Consider a cluster of 500+ multi-gpu servers running bare-metal in support of 50-1500 users, running a variety of DL and HPC workloads. This system is scheduled in a classical manner (for example, using SLURM or LSF) with resources being allocated within a cgroup, sometimes in exclusive mode. The cluster can be homogeneous with respect to node configurations, or heterogeneous, including some nodes of each of a few generations of Tesla GPUs - V100 16GB or 32GB, P100, P40, K80, and/or K40.
With the introduction of the CUDA 10 Compatibility Platform (regardless of how the files are packaged - run/deb/rpm/etc.), the site operator must pay close attention to where these libraries are placed. It could potentially be part of the disk image (i.e., more closely tied to the kernel and driver installations), or part of one of the modules (i.e., more closely tied to the toolkit and the libraries).
In this case the compatibility files are located somewhere on the boot image alongside the existing system files. The exact path is not important, but the files should remain together, and be resolvable by the dynamic loader. This could be accomplished by having the system’s loader automatically pick them up (e.g. ld.so.conf), or through a more manual process of documentation (users of the new toolkit must manually set LD_LIBRARY_PATH).
It is commmon for the users to request any of the several CUDA Toolkit versions in the same way they might request any of several versions of numerous other system libraries or compiler toolchains. A common mechanism to enable this is the Modules System, wherein someone (the admin or the users themselves) sets up ‘module’ scripts for each version of each package, and then the user can do something like ‘module load cuda/10.0’.
Often the loading of various module versions will be scripted with the application such that each application picks up exactly the versions of its dependencies that it needs, even if other versions would have been available for other applications to choose from.
If the components from the CUDA Compatibility Platform are placed such that they are chosen by the module load system, it is important to note the limitations of this new path – namely, only certain major versions of the system driver stack, only NVIDIA Tesla GPUs are supported, and only in a forward compatible manner (i.e. an older libcuda.so will not work on newer base systems).

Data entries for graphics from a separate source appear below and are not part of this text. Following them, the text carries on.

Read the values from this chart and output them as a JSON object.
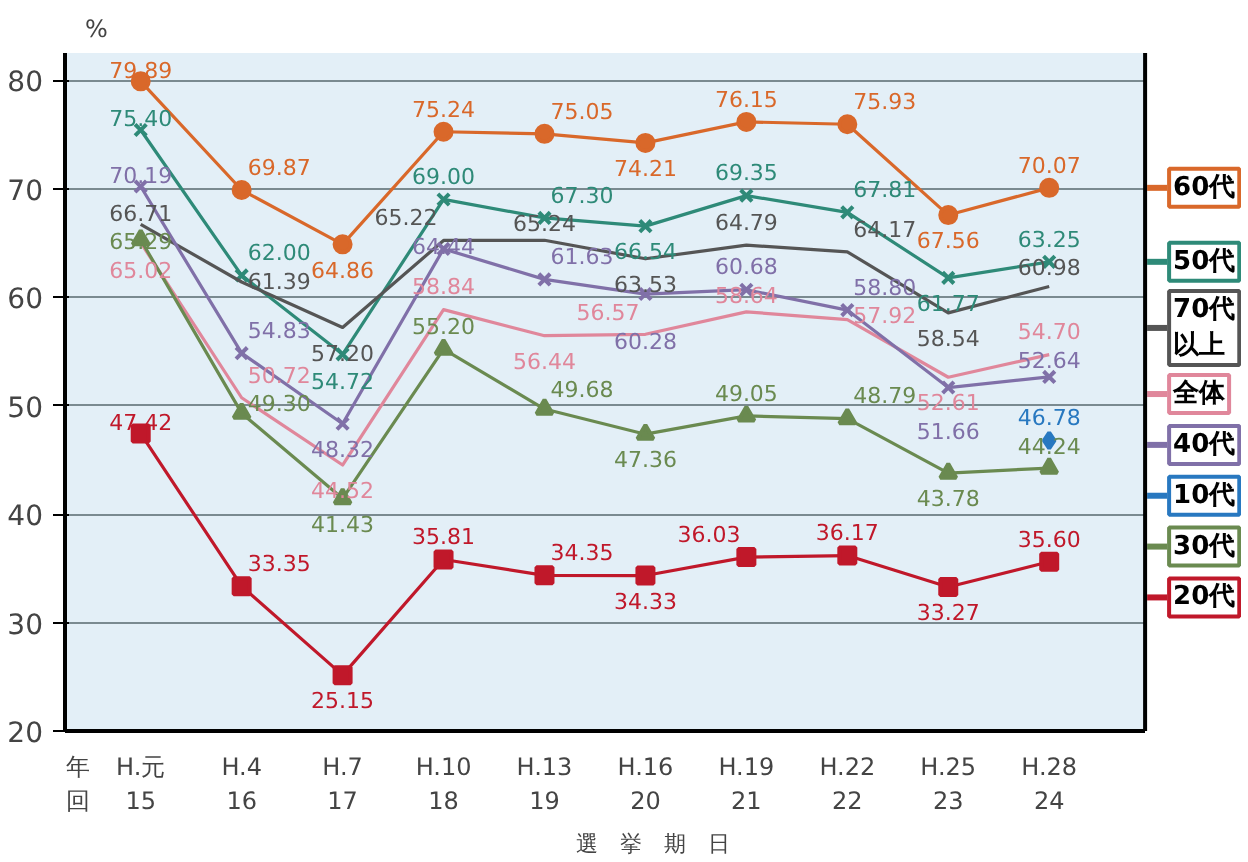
{
  "chart_data": {
    "type": "line",
    "ylabel": "%",
    "xlabel": "選　挙　期　日",
    "categories": [
      "H.元\n15",
      "H.4\n16",
      "H.7\n17",
      "H.10\n18",
      "H.13\n19",
      "H.16\n20",
      "H.19\n21",
      "H.22\n22",
      "H.25\n23",
      "H.28\n24"
    ],
    "series": [
      {
        "name": "60代",
        "color": "#d9682a",
        "marker": "circle",
        "values": [
          79.89,
          69.87,
          64.86,
          75.24,
          75.05,
          74.21,
          76.15,
          75.93,
          67.56,
          70.07
        ],
        "value_labels": [
          "79.89",
          "69.87",
          "64.86",
          "75.24",
          "75.05",
          "74.21",
          "76.15",
          "75.93",
          "67.56",
          "70.07"
        ]
      },
      {
        "name": "50代",
        "color": "#2e8a78",
        "marker": "cross",
        "values": [
          75.4,
          62.0,
          54.72,
          69.0,
          67.3,
          66.54,
          69.35,
          67.81,
          61.77,
          63.25
        ],
        "value_labels": [
          "75.40",
          "62.00",
          "54.72",
          "69.00",
          "67.30",
          "66.54",
          "69.35",
          "67.81",
          "61.77",
          "63.25"
        ]
      },
      {
        "name": "70代以上",
        "color": "#555555",
        "marker": "none",
        "values": [
          66.71,
          61.39,
          57.2,
          65.22,
          65.24,
          63.53,
          64.79,
          64.17,
          58.54,
          60.98
        ],
        "value_labels": [
          "66.71",
          "61.39",
          "57.20",
          "65.22",
          "65.24",
          "63.53",
          "64.79",
          "64.17",
          "58.54",
          "60.98"
        ]
      },
      {
        "name": "全体",
        "color": "#e0879b",
        "marker": "none",
        "values": [
          65.02,
          50.72,
          44.52,
          58.84,
          56.44,
          56.57,
          58.64,
          57.92,
          52.61,
          54.7
        ],
        "value_labels": [
          "65.02",
          "50.72",
          "44.52",
          "58.84",
          "56.44",
          "56.57",
          "58.64",
          "57.92",
          "52.61",
          "54.70"
        ]
      },
      {
        "name": "40代",
        "color": "#8070a8",
        "marker": "cross",
        "values": [
          70.19,
          54.83,
          48.32,
          64.44,
          61.63,
          60.28,
          60.68,
          58.8,
          51.66,
          52.64
        ],
        "value_labels": [
          "70.19",
          "54.83",
          "48.32",
          "64.44",
          "61.63",
          "60.28",
          "60.68",
          "58.80",
          "51.66",
          "52.64"
        ]
      },
      {
        "name": "10代",
        "color": "#2878c0",
        "marker": "diamond",
        "values": [
          null,
          null,
          null,
          null,
          null,
          null,
          null,
          null,
          null,
          46.78
        ],
        "value_labels": [
          null,
          null,
          null,
          null,
          null,
          null,
          null,
          null,
          null,
          "46.78"
        ]
      },
      {
        "name": "30代",
        "color": "#6a8a50",
        "marker": "triangle",
        "values": [
          65.29,
          49.3,
          41.43,
          55.2,
          49.68,
          47.36,
          49.05,
          48.79,
          43.78,
          44.24
        ],
        "value_labels": [
          "65.29",
          "49.30",
          "41.43",
          "55.20",
          "49.68",
          "47.36",
          "49.05",
          "48.79",
          "43.78",
          "44.24"
        ]
      },
      {
        "name": "20代",
        "color": "#c0182a",
        "marker": "square",
        "values": [
          47.42,
          33.35,
          25.15,
          35.81,
          34.35,
          34.33,
          36.03,
          36.17,
          33.27,
          35.6
        ],
        "value_labels": [
          "47.42",
          "33.35",
          "25.15",
          "35.81",
          "34.35",
          "34.33",
          "36.03",
          "36.17",
          "33.27",
          "35.60"
        ]
      }
    ],
    "ylim": [
      20,
      82.5
    ],
    "yticks": [
      20,
      30,
      40,
      50,
      60,
      70,
      80
    ],
    "grid": "y",
    "legend": "right",
    "annotations": [
      "年",
      "回"
    ]
  }
}
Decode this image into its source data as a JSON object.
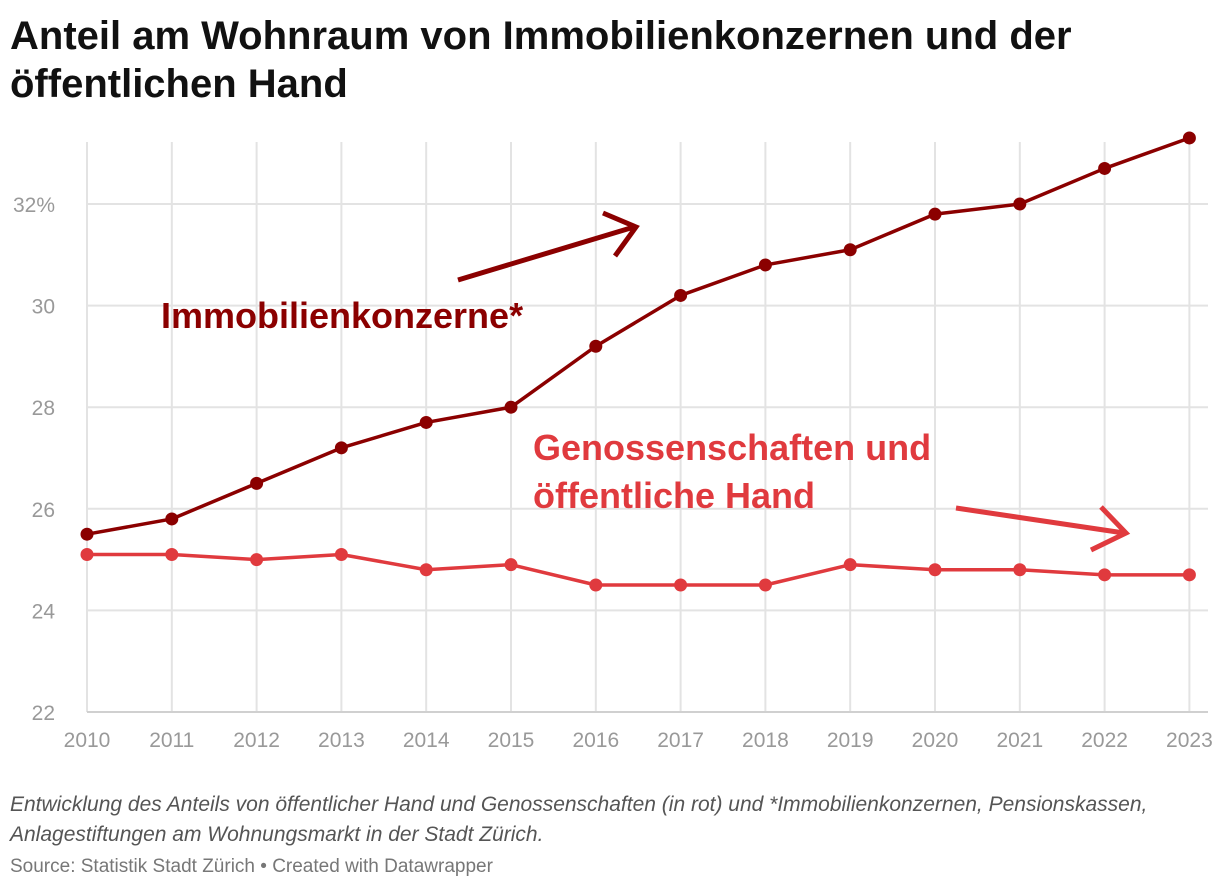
{
  "title": "Anteil am Wohnraum von Immobilienkonzernen und der öffentlichen Hand",
  "note": "Entwicklung des Anteils von öffentlicher Hand und Genossenschaften (in rot) und *Immobilienkonzernen, Pensionskassen, Anlagestiftungen am Wohnungsmarkt in der Stadt Zürich.",
  "source": "Source: Statistik Stadt Zürich • Created with Datawrapper",
  "colors": {
    "immobilien": "#8b0000",
    "genossenschaften": "#e03a3e",
    "grid": "#e3e3e3"
  },
  "chart_data": {
    "type": "line",
    "x": [
      "2010",
      "2011",
      "2012",
      "2013",
      "2014",
      "2015",
      "2016",
      "2017",
      "2018",
      "2019",
      "2020",
      "2021",
      "2022",
      "2023"
    ],
    "y_ticks": [
      "22",
      "24",
      "26",
      "28",
      "30",
      "32%"
    ],
    "ylim": [
      22,
      33.3
    ],
    "grid": true,
    "series": [
      {
        "name": "Immobilienkonzerne*",
        "values": [
          25.5,
          25.8,
          26.5,
          27.2,
          27.7,
          28.0,
          29.2,
          30.2,
          30.8,
          31.1,
          31.8,
          32.0,
          32.7,
          33.3
        ]
      },
      {
        "name": "Genossenschaften und öffentliche Hand",
        "name_lines": [
          "Genossenschaften und",
          "öffentliche Hand"
        ],
        "values": [
          25.1,
          25.1,
          25.0,
          25.1,
          24.8,
          24.9,
          24.5,
          24.5,
          24.5,
          24.9,
          24.8,
          24.8,
          24.7,
          24.7
        ]
      }
    ]
  }
}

It is therefore recommended that the module load script be aware of these limitations, and proactively query the system for whether the compatibility platform can be used. In the cases where it cannot use the compatibility platform, a fallback path to the default system’s installed CUDA driver can provide a more consistent experience.
After the system is fully upgraded (the display driver and the CUDA driver) to a newer base installation, the compatibility platform files should be removed as they are no longer necessary and will not function.